Coker and 28 comparison ride

I went for another ride with Simon today. Simon took up unicycling less than two months ago, and now has a Coker. On Tuesday, he was freemounting the Coker almost 100%, he rode 7+ miles (11 km) and he did his first section of rough track.

I wasn’t really up for it today. I’ve had 3 tough evenings of fencing this week, and one long evening of Morris dancing, so my legs are starting to rebel. “Hey, Brains?” “Yeah?” “This is legs… what’s going on? Can’t the man play chess or something? Let’s see you do some work for a change.”

I took the 28, which has a narrow 700c x 32mm road tyre, a Velo seat, 110 mm cranks, and the original plastic round-ended pedals. Simon was on his Coker, with a cheap seat (swapped from his 20), 150mm cranks, and DDG pinned platform pedals bought this week.

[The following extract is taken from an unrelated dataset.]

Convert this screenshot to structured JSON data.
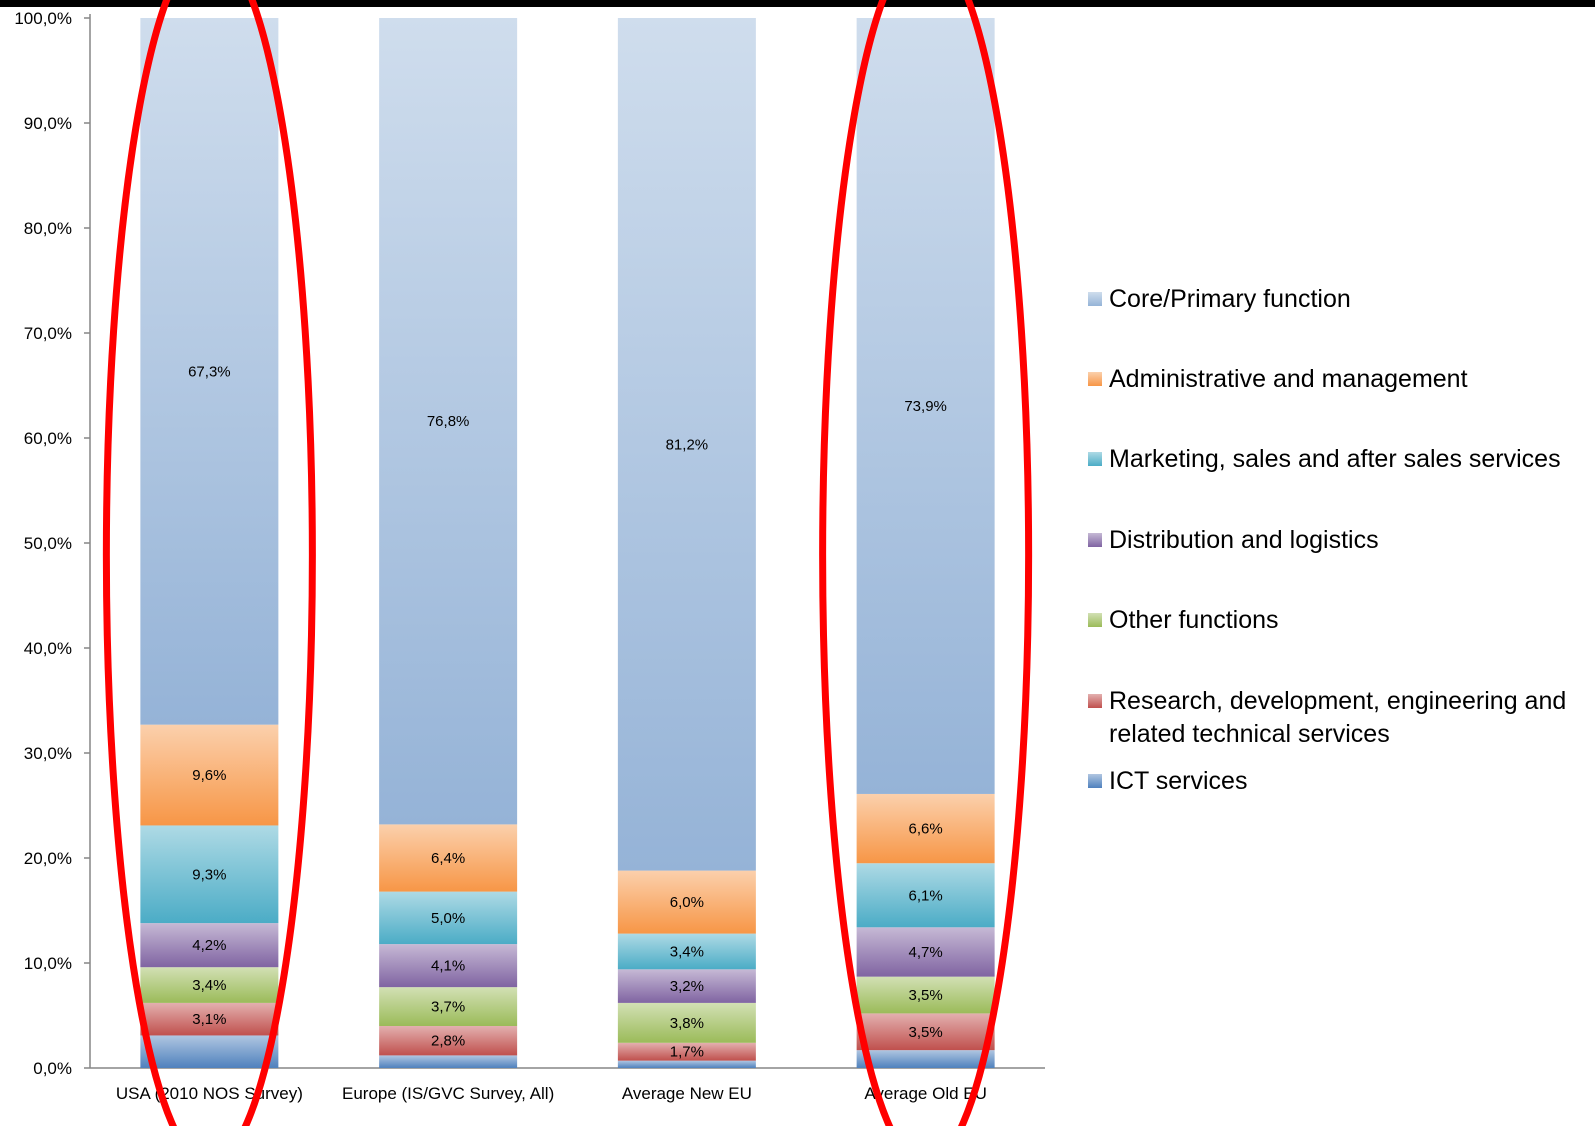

Having spent much of the morning on his 20, Simon found the Coker hard to get going, and it took him a few attempts to get rolling. Our first half mile or so was accompanied by a group of three young boys who were torn between being impressed and being gratuitously offensive. When Simon had to dismaount at a junction, he had difficulty remounting, and I had to ‘draw their fire’ by doing a couple of mounts, some idling and reversing and even a small bunny hop.

We followed the lane until we reached a trail which I have ridden many times. I would have no problem riding the first section on my 20, or on my 24/102. It was too much for Simon, and we soon gave up. This is no criticism of a new rider, who is doing so phenomenally well, but it is interesting (to me) to be reminded how much progress I have made in the last year and a half. I remember that trail being the height of my off-roading achievement then, but that seems like a lifetime ago. With Simon making such rapid progress, I can see he’ll have overtaken me in another year.

Back on the lane we were doing well until traffic forced a dismount on an uphill. Simon was unable to remount. To be fair, I would have found it challenging on the Coker.

About 8 miles into the ride we stopped at a pub for a beer and a rest. Simon has a new hydration pack (a Blackburn) and I had my Camelbak. It was a muggy afternoon, and the backs of our shirts were soaked. I’m still not 100% convinced by my Camelbak - I think it makes me sweat more than my old waist-pack and drinks bottle did. Still, it is more comfortable… until you stop, then it’s cold and clammy.

By the time we left the pub, it was starting to rain. My 28 has plastic pedals, and my feet were slipping about horribly - not nice in traffic.

The very last section was down the rough track we rode on Tuesday, but today it was muddy with large puddles. The 28 with its skinny road tyre was not in its natural habitat here, and I had about four UPDs, including one which tested my wristguards to the full, and took skin off my forearm. Ouch! In the end, we both had to walk the very last bit of the track - Simon was too tired, and was unsure of his freemounting, and I was finding it too much like hard work, having to stand up and ‘march’ on the pedals, with my feet unable to grip properly, and no handle on the Velo seat.

I could have done this whole ride half as fast again on my own, and on the Coker, but on the 28, I had to ride reasonably briskly to keep up. The top speed may be about the same, but big wheel and steady cadence are better for long trips than the smaller wheel and faster cadence.

The Velo seat is horribly uncomfortable, compared to the Viscount. The 28 road tyre is OK for the road, but it’s hard and unforgiving. I need better pedals. I think 110mm cranks are about right for the 28. 125s are waaaay toooooo slooooow, and 102s are too challenging for riding in traffic. The 28 is a good road machine; with a fatter tyre it might become a good fast MUni… but it’s not a Coker.

On ‘ratios’, the 28 should be slightly faster. On the road, it ain’t.

Total distance covered? Between 10 and 12 miles (16 - 20 km) in a couple of hours. I forgot to set my computer.